NEW YORK (Reuters) - Oil tumbled more than 4 percent on Thursday after alarmingly weak Chinese industrial data and a bleak economic outlook from the U.S. Federal Reserve triggered the biggest commodity sell-off since May.
Brent and U.S. crude futures both dropped below the range held for most of the past month, in heavy trading that extended losses from the previous session after the U.S. central bank warned the world’s top economy faced significant downside risks.
Data showing private sector business activity in Europe and China, one of the most important sources of growth in commodity demand, declined sharply this month added to worries.
Stocks dropped 4 percent and the Reuters-Jefferies CRB index .CRB, a 19-commodity global benchmark for the asset class, plunged 4.4 percent in the biggest rout since May 5, as investors headed into safer havens such as the dollar and U.S. government bonds.
“We’re just not seeing any real signs of life out there economically. Traders are heading to higher ground,” said Rob Kurzatkowski, futures analyst with OptionsXpress.
“There is just a lot of doom and gloom out there in the markets.”
Brent crude lost $4.87 to settle at $105.49 a barrel, after dropping to $105.02 earlier, the lowest level since August 11.
U.S. crude was harder hit, settling down $5.41 at $80.51. It was the biggest one-day drop in prices since August 8, with prices touching $79.66 a barrel during intraday activity.
Heating oil’s premium to RBOB gasoline futures hit the highest level since January 2009, as weak demand in the United States dragged the gasoline contract down 4 percent.
Brent trading volumes again eclipsed those of U.S. futures, which have traditionally been the more heavily traded contract.
Nearly 770,000 Brent contracts trade by late Thursday, the heaviest volume since late June and 93 percent above the 30-day moving average. U.S. crude trading volumes totaled 723,000 contracts, more than 9 percent above that average.
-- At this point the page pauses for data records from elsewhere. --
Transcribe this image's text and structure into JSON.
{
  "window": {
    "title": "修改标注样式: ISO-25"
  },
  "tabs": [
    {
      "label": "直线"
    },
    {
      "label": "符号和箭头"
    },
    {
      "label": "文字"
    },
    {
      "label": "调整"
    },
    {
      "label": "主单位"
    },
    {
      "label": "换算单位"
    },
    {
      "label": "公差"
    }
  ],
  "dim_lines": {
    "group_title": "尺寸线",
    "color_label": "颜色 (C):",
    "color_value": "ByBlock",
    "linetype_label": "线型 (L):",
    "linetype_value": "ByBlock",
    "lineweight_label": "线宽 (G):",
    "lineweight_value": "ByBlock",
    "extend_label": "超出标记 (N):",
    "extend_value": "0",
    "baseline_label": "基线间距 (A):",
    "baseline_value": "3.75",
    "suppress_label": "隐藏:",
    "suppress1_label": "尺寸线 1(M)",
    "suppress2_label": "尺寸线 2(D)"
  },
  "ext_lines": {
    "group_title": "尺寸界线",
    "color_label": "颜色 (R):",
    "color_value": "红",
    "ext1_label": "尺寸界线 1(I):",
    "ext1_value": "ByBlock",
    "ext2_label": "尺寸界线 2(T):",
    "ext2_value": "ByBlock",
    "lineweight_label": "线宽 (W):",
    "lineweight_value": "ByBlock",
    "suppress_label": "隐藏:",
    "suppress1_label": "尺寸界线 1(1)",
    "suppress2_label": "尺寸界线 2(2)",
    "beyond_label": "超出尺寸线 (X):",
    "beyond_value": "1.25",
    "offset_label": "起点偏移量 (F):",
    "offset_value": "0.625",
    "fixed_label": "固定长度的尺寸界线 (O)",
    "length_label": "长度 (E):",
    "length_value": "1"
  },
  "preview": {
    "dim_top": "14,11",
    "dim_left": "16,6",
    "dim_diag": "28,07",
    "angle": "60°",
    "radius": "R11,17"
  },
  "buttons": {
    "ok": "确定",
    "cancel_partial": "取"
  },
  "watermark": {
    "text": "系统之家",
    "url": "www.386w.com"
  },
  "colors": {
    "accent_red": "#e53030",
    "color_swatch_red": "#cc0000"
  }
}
Market players said with traders focusing on wider factors outside of the oil market, such as the euro zone crisis and the economic outlook, Brent was drawing more activity this week.
Brent is viewed as a better benchmark of global conditions, as high volumes of crude from Canada weigh down inventories at the U.S. Midcontinent, where the Cushing, Oklahoma delivery point of the U.S. contract is located.
“The focus on Brent has only intensified with these macro economic developments,” said Joseph Arsenio, managing director at Arsenio Capital Management in Larkspur, California.
“WTI is a contract that doesn’t relate well to most refiners, while Brent does. The prospect of a recessionary environment relates rather directly to the refiners and therefore to Brent.”
Data from No. 2 oil consumer China showed once-booming manufacturing contracted for a third consecutive month, while the euro zone’s dominant service sector shrank in September for the first in two years, intensifying anxiety about another global setback.
Commodities came under pressure on Wednesday after the Fed detailed additional stimulus measures to help push down long-term rates. Investors worried the latest plan would have little effect on lending and that there appeared to be few solutions to sluggish worldwide demand.
Benchmark industrial metal copper — viewed by some as a key indicator of future economic conditions — hit a one-year low on Thursday.
Gold, which hit record highs earlier this year as a safe haven amid the economic uncertainty, fell as much as 4.7 percent as investors rushed into the U.S. dollar.